Making it possible to enable --preserve-env by default

[jandubois]

I think I would like to have --preserve-env enabled by default, but have it block variables that commonly include credentials.

More complex patterns

The first thing it would need is to extend the wildcard mechanism to allow a leading * as well, so we can write something like

export LIMA_SHELLENV_BLOCK=+*AUTH*,*TOKEN*,…

I would probably add all of these patterns to my list:

*API*
*AUTH*
*CRED*
*DATABASE*
*ENCR*
*KEY*
*PASS*
*PRIVATE*
*SECRET*
*SIGNING*
*TOKEN*

Let me know if I missed anything commonly used!

Enabling --preserve-env by default

For now I can define limactl-sh with the new alias feature that would set my extended block list and then invokes limactl shell --preserve-env "$@". That way I can use limactl sh FOO printenv and it would include most of my host environment.

If we want to offer this as a built-in feature, then we would need a better mechanism to enable it (maybe with another env variable). Not sure this is needed, but this is why I made this a discussion and not an issue. 😄

Using the allow list to create exceptions for the block list

Right now if LIMA_SHELLENV_ALLOW is defined, the block list is ignored. Anything not defined in the allow list is blocked.

But with my new more aggressive block list I may want to just allow a specific credential to pass though, e.g. GITHUB_TOKEN or OPENAI_API_KEY, together with my regular env variables, but still block all other credentials.

I haven't come up with a good mechanism to do this yet. Ideas so far:

• Use yet another env variable: LIMA_SHELLENV_BLOCK_NOT=GITHUB_TOKEN

  Name needs bike shedding. Not happy about explosion of env variables.

• Add a prefix to LIMA_SHELLENV_ALLOW similar how we have the + prefix option on LIMA_SHELLENV_BLOCK: LIMA_SHELLENV_ALLOW=+GITHUB_TOKEN.

  It is breaking the concept that everything not explicitly allowed is blocked. The + has a different meaning here than on the block list, may need a different special character.

• Allow another prefix in the block list: LIME_SHELLENV_BLOCK=-GITHUB_TOKEN,+*TOKEN*

  All variables in the - list would not be blocked, even if they match a pattern in the + list. Could be used to also remove single entries from the default block list.
  Turns the setting into a mini-language that might be hard to understand.

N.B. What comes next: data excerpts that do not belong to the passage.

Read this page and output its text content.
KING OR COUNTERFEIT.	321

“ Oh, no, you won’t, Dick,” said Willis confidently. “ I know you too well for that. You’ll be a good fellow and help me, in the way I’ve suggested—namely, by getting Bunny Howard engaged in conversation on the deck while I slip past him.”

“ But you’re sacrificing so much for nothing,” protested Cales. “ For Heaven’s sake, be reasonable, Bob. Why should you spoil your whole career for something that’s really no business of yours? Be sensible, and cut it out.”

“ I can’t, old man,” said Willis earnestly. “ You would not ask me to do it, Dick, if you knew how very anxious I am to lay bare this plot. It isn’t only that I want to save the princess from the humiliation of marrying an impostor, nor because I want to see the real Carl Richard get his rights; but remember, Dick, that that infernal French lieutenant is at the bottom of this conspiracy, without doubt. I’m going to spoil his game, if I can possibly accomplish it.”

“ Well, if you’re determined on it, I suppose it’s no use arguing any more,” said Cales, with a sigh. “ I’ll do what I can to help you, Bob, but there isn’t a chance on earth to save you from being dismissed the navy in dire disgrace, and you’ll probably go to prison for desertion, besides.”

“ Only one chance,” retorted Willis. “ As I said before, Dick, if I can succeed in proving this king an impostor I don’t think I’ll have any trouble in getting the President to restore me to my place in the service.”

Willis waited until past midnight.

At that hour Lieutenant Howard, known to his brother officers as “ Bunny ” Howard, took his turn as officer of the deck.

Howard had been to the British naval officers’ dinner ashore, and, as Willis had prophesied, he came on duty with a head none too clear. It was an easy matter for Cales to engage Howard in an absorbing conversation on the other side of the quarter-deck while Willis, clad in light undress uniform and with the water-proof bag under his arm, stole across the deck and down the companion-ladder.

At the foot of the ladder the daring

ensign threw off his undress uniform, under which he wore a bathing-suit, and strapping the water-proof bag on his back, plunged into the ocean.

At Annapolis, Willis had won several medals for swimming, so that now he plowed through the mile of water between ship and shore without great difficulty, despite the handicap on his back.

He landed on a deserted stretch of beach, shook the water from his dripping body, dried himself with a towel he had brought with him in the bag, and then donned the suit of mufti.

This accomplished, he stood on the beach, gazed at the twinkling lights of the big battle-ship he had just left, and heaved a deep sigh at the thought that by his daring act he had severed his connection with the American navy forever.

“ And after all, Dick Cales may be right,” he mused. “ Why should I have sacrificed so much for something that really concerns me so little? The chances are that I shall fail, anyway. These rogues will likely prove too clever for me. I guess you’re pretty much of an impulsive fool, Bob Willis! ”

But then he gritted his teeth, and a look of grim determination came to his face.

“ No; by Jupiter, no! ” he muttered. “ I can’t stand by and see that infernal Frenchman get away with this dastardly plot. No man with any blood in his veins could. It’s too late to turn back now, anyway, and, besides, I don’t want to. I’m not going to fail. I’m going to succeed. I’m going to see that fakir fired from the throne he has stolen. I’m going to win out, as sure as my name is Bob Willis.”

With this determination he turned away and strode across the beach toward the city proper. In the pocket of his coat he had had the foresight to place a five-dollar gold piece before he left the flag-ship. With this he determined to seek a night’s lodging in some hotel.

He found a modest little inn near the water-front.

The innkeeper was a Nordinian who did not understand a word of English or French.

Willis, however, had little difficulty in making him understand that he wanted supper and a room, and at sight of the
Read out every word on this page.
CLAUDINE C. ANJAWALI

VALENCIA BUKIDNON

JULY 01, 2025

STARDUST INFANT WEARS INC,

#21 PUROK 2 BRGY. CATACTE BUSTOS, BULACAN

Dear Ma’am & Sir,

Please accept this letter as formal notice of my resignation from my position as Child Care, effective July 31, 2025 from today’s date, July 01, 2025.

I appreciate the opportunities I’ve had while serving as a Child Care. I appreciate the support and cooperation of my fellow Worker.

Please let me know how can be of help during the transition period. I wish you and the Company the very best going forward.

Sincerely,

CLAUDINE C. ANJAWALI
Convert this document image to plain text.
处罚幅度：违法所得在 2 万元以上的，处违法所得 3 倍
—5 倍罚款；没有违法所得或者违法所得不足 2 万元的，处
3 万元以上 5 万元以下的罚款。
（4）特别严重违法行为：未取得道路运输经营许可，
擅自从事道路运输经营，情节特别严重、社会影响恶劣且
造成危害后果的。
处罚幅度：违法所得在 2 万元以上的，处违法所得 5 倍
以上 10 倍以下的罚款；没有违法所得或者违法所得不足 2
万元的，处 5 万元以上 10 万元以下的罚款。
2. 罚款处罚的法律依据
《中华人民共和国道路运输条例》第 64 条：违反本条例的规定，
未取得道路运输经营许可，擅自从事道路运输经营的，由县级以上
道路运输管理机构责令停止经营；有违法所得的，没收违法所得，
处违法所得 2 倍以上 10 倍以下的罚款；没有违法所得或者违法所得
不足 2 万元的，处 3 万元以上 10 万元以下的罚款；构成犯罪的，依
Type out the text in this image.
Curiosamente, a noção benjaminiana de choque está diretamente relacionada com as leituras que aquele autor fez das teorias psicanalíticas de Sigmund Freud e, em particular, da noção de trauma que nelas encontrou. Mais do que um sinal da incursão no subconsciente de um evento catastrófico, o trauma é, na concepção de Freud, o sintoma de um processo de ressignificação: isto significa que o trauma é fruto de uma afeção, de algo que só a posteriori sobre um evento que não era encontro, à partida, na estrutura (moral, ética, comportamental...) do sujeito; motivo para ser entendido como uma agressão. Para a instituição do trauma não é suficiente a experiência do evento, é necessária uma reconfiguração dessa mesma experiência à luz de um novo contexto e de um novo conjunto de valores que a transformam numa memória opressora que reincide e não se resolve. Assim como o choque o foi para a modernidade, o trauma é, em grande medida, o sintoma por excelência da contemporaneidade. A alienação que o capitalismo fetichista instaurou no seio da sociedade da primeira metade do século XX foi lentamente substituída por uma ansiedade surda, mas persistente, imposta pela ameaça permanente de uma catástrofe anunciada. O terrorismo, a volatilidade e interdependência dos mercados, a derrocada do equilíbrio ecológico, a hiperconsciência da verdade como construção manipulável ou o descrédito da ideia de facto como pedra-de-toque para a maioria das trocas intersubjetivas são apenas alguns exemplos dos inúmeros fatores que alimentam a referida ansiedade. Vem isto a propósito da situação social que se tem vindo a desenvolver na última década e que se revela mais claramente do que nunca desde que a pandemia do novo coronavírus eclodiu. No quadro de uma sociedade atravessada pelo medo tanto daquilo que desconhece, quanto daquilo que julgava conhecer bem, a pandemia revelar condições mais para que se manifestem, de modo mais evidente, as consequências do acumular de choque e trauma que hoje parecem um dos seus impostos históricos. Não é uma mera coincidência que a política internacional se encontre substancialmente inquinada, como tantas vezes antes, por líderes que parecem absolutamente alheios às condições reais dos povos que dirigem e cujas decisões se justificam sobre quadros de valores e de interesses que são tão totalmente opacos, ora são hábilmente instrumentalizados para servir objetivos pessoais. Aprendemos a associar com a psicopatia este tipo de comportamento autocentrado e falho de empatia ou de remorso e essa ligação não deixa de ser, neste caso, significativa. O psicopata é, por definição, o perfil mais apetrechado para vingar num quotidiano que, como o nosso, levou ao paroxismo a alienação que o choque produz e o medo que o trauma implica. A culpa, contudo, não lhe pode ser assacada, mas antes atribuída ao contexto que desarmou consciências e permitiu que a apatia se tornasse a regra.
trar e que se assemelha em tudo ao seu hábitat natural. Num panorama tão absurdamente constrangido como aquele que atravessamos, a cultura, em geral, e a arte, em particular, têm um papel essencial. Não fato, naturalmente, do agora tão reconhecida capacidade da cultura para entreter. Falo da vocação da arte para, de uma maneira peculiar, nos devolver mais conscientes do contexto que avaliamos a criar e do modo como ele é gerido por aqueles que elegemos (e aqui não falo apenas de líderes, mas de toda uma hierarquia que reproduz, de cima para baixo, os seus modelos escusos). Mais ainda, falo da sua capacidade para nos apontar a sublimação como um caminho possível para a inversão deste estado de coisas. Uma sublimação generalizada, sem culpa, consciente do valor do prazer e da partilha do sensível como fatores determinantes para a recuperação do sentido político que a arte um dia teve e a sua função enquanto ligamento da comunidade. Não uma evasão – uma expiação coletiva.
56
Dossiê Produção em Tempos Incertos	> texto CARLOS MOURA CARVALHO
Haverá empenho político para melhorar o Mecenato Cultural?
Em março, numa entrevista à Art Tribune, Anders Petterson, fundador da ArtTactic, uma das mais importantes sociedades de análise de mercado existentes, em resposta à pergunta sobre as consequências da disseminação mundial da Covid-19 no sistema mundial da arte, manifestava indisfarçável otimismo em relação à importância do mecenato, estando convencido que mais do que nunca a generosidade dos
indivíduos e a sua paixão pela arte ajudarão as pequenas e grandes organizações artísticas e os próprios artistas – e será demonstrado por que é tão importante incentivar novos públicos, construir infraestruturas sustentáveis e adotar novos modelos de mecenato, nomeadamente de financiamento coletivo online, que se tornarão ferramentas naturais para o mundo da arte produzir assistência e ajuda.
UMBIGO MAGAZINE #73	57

All options feel too complicated to me, but I haven't been able to come up with something simpler that is still flexible enough.

[jandubois]

But with my new more aggressive block list I may want to just allow a specific credential to pass though

Another way would be to add another option: limactl shell --preserve-env --add-env GITHUB_TOKEN $INSTANCE gh …

Variables specified in --add-env would never be blocked by the blocklist.

Could use some bike-shedding for the option name, but this is probably easiest to understand for the user (compared to adding more env variables, or turning their values into mini-languages).

[jandubois]

Random thought (probably should sleep on it):

Rename LIMA_SHELLENV_ALLOW into LIMA_SHELLENV_ONLY to make it clear that only the variables specified here are preserved.

And then we can use --preserve-env --allow-env GITHUB_TOKEN to specify exceptions to the block list, without confusing it with the "only" list specified by the env variable.

• If LIMA_SHELLENV_ONLY is set then the --allow-env is added to the list.
• If it is not set, then --allow-env will not be filtered by the block list.

Right now I think this is my best suggestion so far.